A different slant on disaggregation is to look at how the parts combine. So, the business may seem to be profitable, but if inventory is going up, some fixed costs are going into inventory. Then, when the product ships, those costs come home to roost. If the price doesn’t cover it, there is a problem. If you are a retailer (or sell to one), your price after discounts, returns, mark downs and so forth, might put you in a hole.
A problem may also occur when one assumes that the combining of individual numbers leads to a meaningful aggregate number. A classic example of this involves adding up the profits of all public companies and examining trends in that aggregate number to divine the relative health of business and the economy in general. Given the size of the entire economy, the aggregate of all public company profitability is a lousy measure of business profitability. Instead, economists look at net income of corporations in the National Income and Product Accounts.
Are the numbers rigged or even completely fake?
LIBOR, the London Interbank Offered Rate that banks charge when they lend to each other, is self-reported by the Treasury departments of large banks. As such, it has the potential for being fudged. (Verifying the veracity of self-reported financials is one of the reasons big companies have internal audit departments.)
When I ran the profitability measurement system for State Street Bank, somehow the Treasury department always beat the self-reported LIBOR rate published in the
Wall Street Journal.
But all bank Treasury departments have an incentive to understate the rate if they are a net lender, because that rate is used to judge their performance!
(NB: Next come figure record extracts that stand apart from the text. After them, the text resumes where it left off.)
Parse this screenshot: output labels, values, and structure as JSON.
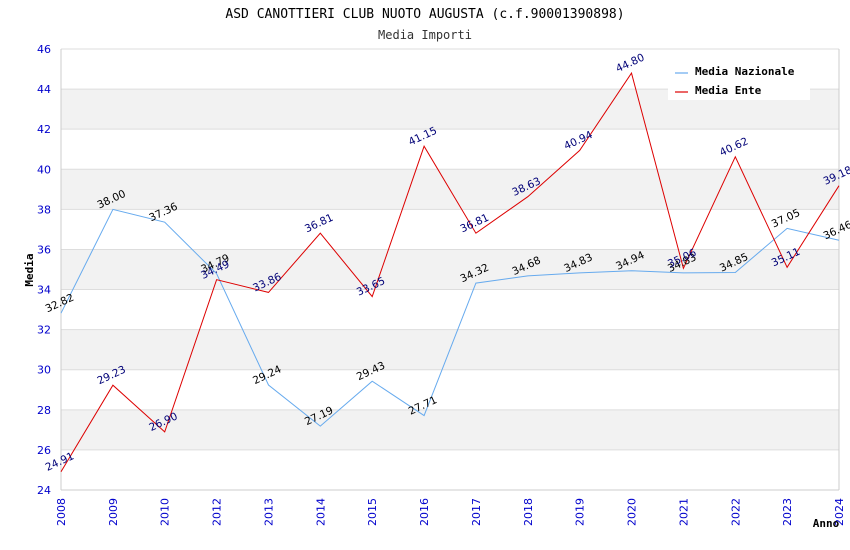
{
  "chart_data": {
    "type": "line",
    "title": "ASD CANOTTIERI CLUB NUOTO AUGUSTA (c.f.90001390898)",
    "subtitle": "Media Importi",
    "xlabel": "Anno",
    "ylabel": "Media",
    "ylim": [
      24,
      46
    ],
    "yticks": [
      24,
      26,
      28,
      30,
      32,
      34,
      36,
      38,
      40,
      42,
      44,
      46
    ],
    "categories": [
      "2008",
      "2009",
      "2010",
      "2012",
      "2013",
      "2014",
      "2015",
      "2016",
      "2017",
      "2018",
      "2019",
      "2020",
      "2021",
      "2022",
      "2023",
      "2024"
    ],
    "grid": true,
    "legend_position": "top-right",
    "series": [
      {
        "name": "Media Nazionale",
        "color": "#66aaee",
        "label_color": "#000000",
        "values": [
          32.82,
          38.0,
          37.36,
          34.79,
          29.24,
          27.19,
          29.43,
          27.71,
          34.32,
          34.68,
          34.83,
          34.94,
          34.83,
          34.85,
          37.05,
          36.46
        ],
        "labels": [
          "32.82",
          "38.00",
          "37.36",
          "34.79",
          "29.24",
          "27.19",
          "29.43",
          "27.71",
          "34.32",
          "34.68",
          "34.83",
          "34.94",
          "34.83",
          "34.85",
          "37.05",
          "36.46"
        ]
      },
      {
        "name": "Media Ente",
        "color": "#dd0000",
        "label_color": "#000077",
        "values": [
          24.91,
          29.23,
          26.9,
          34.49,
          33.86,
          36.81,
          33.65,
          41.15,
          36.81,
          38.63,
          40.94,
          44.8,
          35.06,
          40.62,
          35.11,
          39.18
        ],
        "labels": [
          "24.91",
          "29.23",
          "26.90",
          "34.49",
          "33.86",
          "36.81",
          "33.65",
          "41.15",
          "36.81",
          "38.63",
          "40.94",
          "44.80",
          "35.06",
          "40.62",
          "35.11",
          "39.18"
        ]
      }
    ]
  }
}
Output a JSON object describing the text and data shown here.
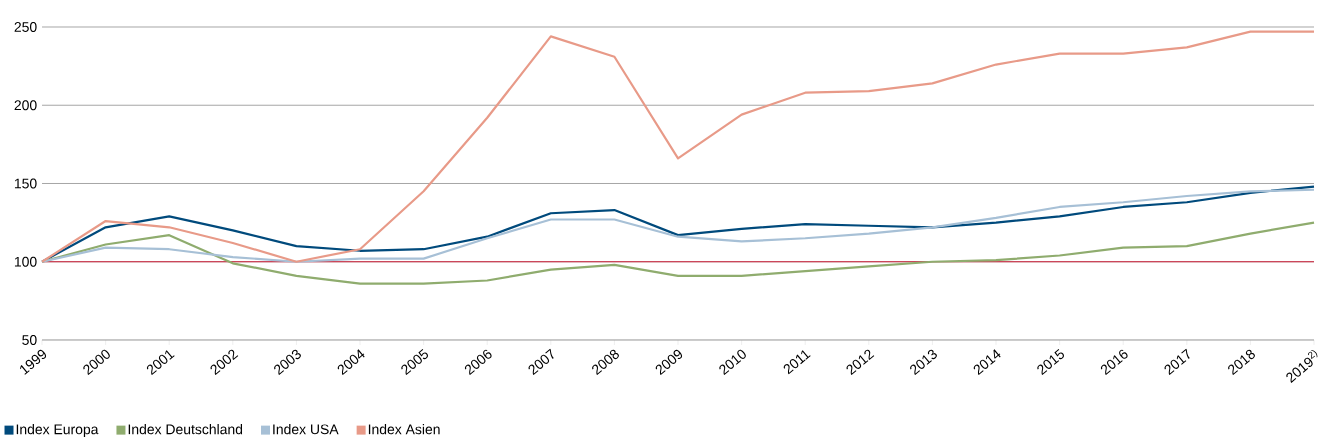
{
  "chart_data": {
    "type": "line",
    "categories": [
      "1999",
      "2000",
      "2001",
      "2002",
      "2003",
      "2004",
      "2005",
      "2006",
      "2007",
      "2008",
      "2009",
      "2010",
      "2011",
      "2012",
      "2013",
      "2014",
      "2015",
      "2016",
      "2017",
      "2018",
      "2019$^{2)}$"
    ],
    "series": [
      {
        "name": "Index Europa",
        "color": "#004a7c",
        "values": [
          100,
          122,
          129,
          120,
          110,
          107,
          108,
          116,
          131,
          133,
          117,
          121,
          124,
          123,
          122,
          125,
          129,
          135,
          138,
          144,
          148
        ]
      },
      {
        "name": "Index Deutschland",
        "color": "#8fac6e",
        "values": [
          100,
          111,
          117,
          99,
          91,
          86,
          86,
          88,
          95,
          98,
          91,
          91,
          94,
          97,
          100,
          101,
          104,
          109,
          110,
          118,
          125
        ]
      },
      {
        "name": "Index USA",
        "color": "#a7c0d6",
        "values": [
          100,
          109,
          108,
          103,
          100,
          102,
          102,
          115,
          127,
          127,
          116,
          113,
          115,
          118,
          122,
          128,
          135,
          138,
          142,
          145,
          146
        ]
      },
      {
        "name": "Index Asien",
        "color": "#e89a88",
        "values": [
          100,
          126,
          122,
          112,
          100,
          108,
          145,
          192,
          244,
          231,
          166,
          194,
          208,
          209,
          214,
          226,
          233,
          233,
          237,
          247,
          247
        ]
      }
    ],
    "ylim": [
      50,
      250
    ],
    "yticks": [
      50,
      100,
      150,
      200,
      250
    ],
    "ref_lines": [
      {
        "axis": "y",
        "value": 100,
        "color": "#d0203a"
      }
    ],
    "grid": "y",
    "legend": "bottom left",
    "marker": "none",
    "line_style": "solid"
  }
}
By contrast, during the crash, banks deliberately
underreported the rate they were paying because they didn’t want to spook customers and markets (a high rate may be a sign of distress).
Today, LIBOR is essentially fake, as is the London Interbank Market. That’s because since the crash, European banks
usually borrow from the ECB, the European version of the Fed, and rarely from each other. There is no market anymore behind LIBOR — it’s a fake rate in a fake market. And yet, despite all that, LIBOR is still used to price loans, analyze interest rates and more.
Thoughts and Suggestions
Look for data that is different than expected.
While it could mean your model is flawed, it may also indicate a problem with the data itself, or that the data is not what you think it is.
Put controls on the data.
Businesses do this for financial data; it should be done for all important data.
For example, when I was in the corrugated box business, machine and labor productivity were very important. One of the controls on the productivity data was to make sure hours worked per machine, job, etc., totaled the hours reported by the workers for payroll purposes. That was done for every shift, every day.
Disaggregate important data from time to time.
As in the productivity example above, the story the data seems to be telling may be very different when disaggregated.
When external data is important, invest in really understanding it.
When I worked for Kraft Foods, every product group was assigned someone from the market research department. The market research people were experts in the purchased market research data (special studies that were done, etc.). Also, because they were independent of the product group brand managers, product management couldn’t spin the data to senior management.
It is often the case when looking at numbers and the conclusions drawn from them that the sample size is too small to make reliable predictions over a much larger population. In my manufacturing client example above, only measuring one minute in 60, or 1.7%, can lead to problems when extrapolating to the remaining 98.3%!
Path forking is a related problem. That occurs when so much screening is done
prior to the data analysis, that the conclusions drawn are dependent on conditions that cannot realistically be generalized.
Conclusion
Every well-run company relies on data to make informed decisions. Keep in mind, however, that
information is only as good as the assumptions, techniques and circumstances through which it is generated.
Don’t just look at data, look into it!